AI will scorch the landscape of musical hacks/attention seekers, and finally open up the space for those of us who "get it".
Hugin
(37,440 posts)I cant say I disagree with any of your points.
I will say what is going on is a little deeper, though.
Lets say someone is recognized as the best and most talented at performing with a particular instrument. How this works is a third party lifts your riffs either with or without compensation and loads it into a machine which presents the riffs custom mixed on demand. In essence, that performer is competing against themselves.
A situation lamented by many as it occurs even now with musicians trying to change their lineup and getting thwarted by recordings of their earlier work that they no longer control.
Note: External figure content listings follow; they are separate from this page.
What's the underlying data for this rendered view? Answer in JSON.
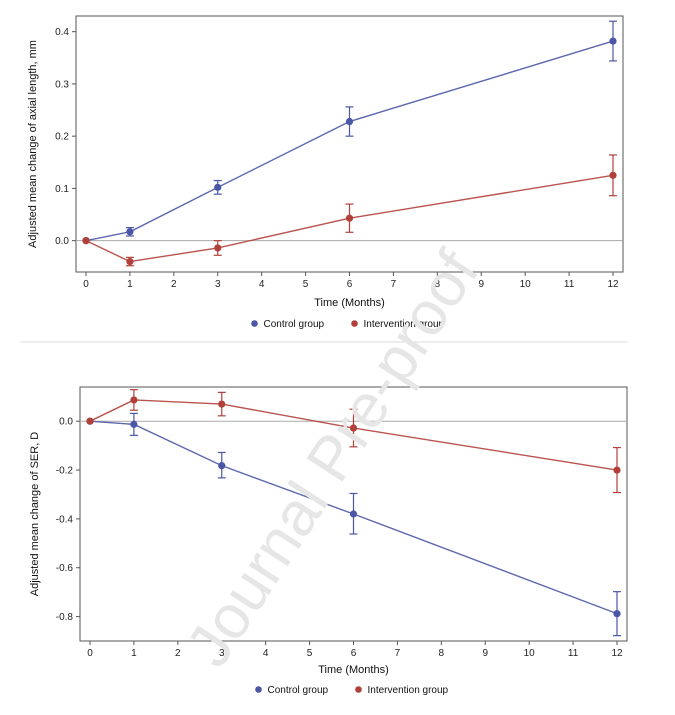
{
  "chart_data": [
    {
      "type": "line",
      "title": "",
      "xlabel": "Time (Months)",
      "ylabel": "Adjusted mean change of axial length, mm",
      "xlim": [
        0,
        12
      ],
      "ylim": [
        -0.06,
        0.43
      ],
      "x_ticks": [
        0,
        1,
        2,
        3,
        4,
        5,
        6,
        7,
        8,
        9,
        10,
        11,
        12
      ],
      "y_ticks": [
        0.0,
        0.1,
        0.2,
        0.3,
        0.4
      ],
      "y_tick_labels": [
        "0.0",
        "0.1",
        "0.2",
        "0.3",
        "0.4"
      ],
      "reference_line": 0,
      "series": [
        {
          "name": "Control group",
          "color": "#4b56a6",
          "x": [
            0,
            1,
            3,
            6,
            12
          ],
          "values": [
            0.0,
            0.017,
            0.102,
            0.228,
            0.382
          ],
          "error_low": [
            0.0,
            0.009,
            0.089,
            0.2,
            0.344
          ],
          "error_high": [
            0.0,
            0.025,
            0.115,
            0.256,
            0.42
          ]
        },
        {
          "name": "Intervention group",
          "color": "#b2403a",
          "x": [
            0,
            1,
            3,
            6,
            12
          ],
          "values": [
            0.0,
            -0.04,
            -0.014,
            0.043,
            0.125
          ],
          "error_low": [
            0.0,
            -0.048,
            -0.028,
            0.016,
            0.086
          ],
          "error_high": [
            0.0,
            -0.032,
            0.0,
            0.07,
            0.164
          ]
        }
      ],
      "legend": [
        "Control group",
        "Intervention group"
      ],
      "legend_position": "bottom-center"
    },
    {
      "type": "line",
      "title": "",
      "xlabel": "Time (Months)",
      "ylabel": "Adjusted mean change of SER, D",
      "xlim": [
        0,
        12
      ],
      "ylim": [
        -0.9,
        0.14
      ],
      "x_ticks": [
        0,
        1,
        2,
        3,
        4,
        5,
        6,
        7,
        8,
        9,
        10,
        11,
        12
      ],
      "y_ticks": [
        0.0,
        -0.2,
        -0.4,
        -0.6,
        -0.8
      ],
      "y_tick_labels": [
        "0.0",
        "-0.2",
        "-0.4",
        "-0.6",
        "-0.8"
      ],
      "reference_line": 0,
      "series": [
        {
          "name": "Control group",
          "color": "#4b56a6",
          "x": [
            0,
            1,
            3,
            6,
            12
          ],
          "values": [
            0.0,
            -0.013,
            -0.182,
            -0.38,
            -0.788
          ],
          "error_low": [
            0.0,
            -0.058,
            -0.232,
            -0.462,
            -0.878
          ],
          "error_high": [
            0.0,
            0.032,
            -0.128,
            -0.296,
            -0.698
          ]
        },
        {
          "name": "Intervention group",
          "color": "#b2403a",
          "x": [
            0,
            1,
            3,
            6,
            12
          ],
          "values": [
            0.0,
            0.087,
            0.07,
            -0.028,
            -0.2
          ],
          "error_low": [
            0.0,
            0.045,
            0.022,
            -0.105,
            -0.292
          ],
          "error_high": [
            0.0,
            0.129,
            0.118,
            0.049,
            -0.108
          ]
        }
      ],
      "legend": [
        "Control group",
        "Intervention group"
      ],
      "legend_position": "bottom-center"
    }
  ],
  "watermark": "Journal Pre-proof",
  "colors": {
    "axis": "#555555",
    "zero_line": "#aaaaaa",
    "divider": "#dddddd"
  }
}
My point being its still people with cucumbers in their pants who are benefiting. They are simply different people and arguably less deserving.
tinrobot
(11,952 posts)People have been writing to a formula since the Brill Building was a thing.
Brian Eno used to compose musing by throwing dice.
And people have been using computer algorithms to compose music since at least the 1980's, when MIDI became a thing.
The only thing new about this is the algorithm.
Chainfire
(17,757 posts)A automobile will never replace my horse!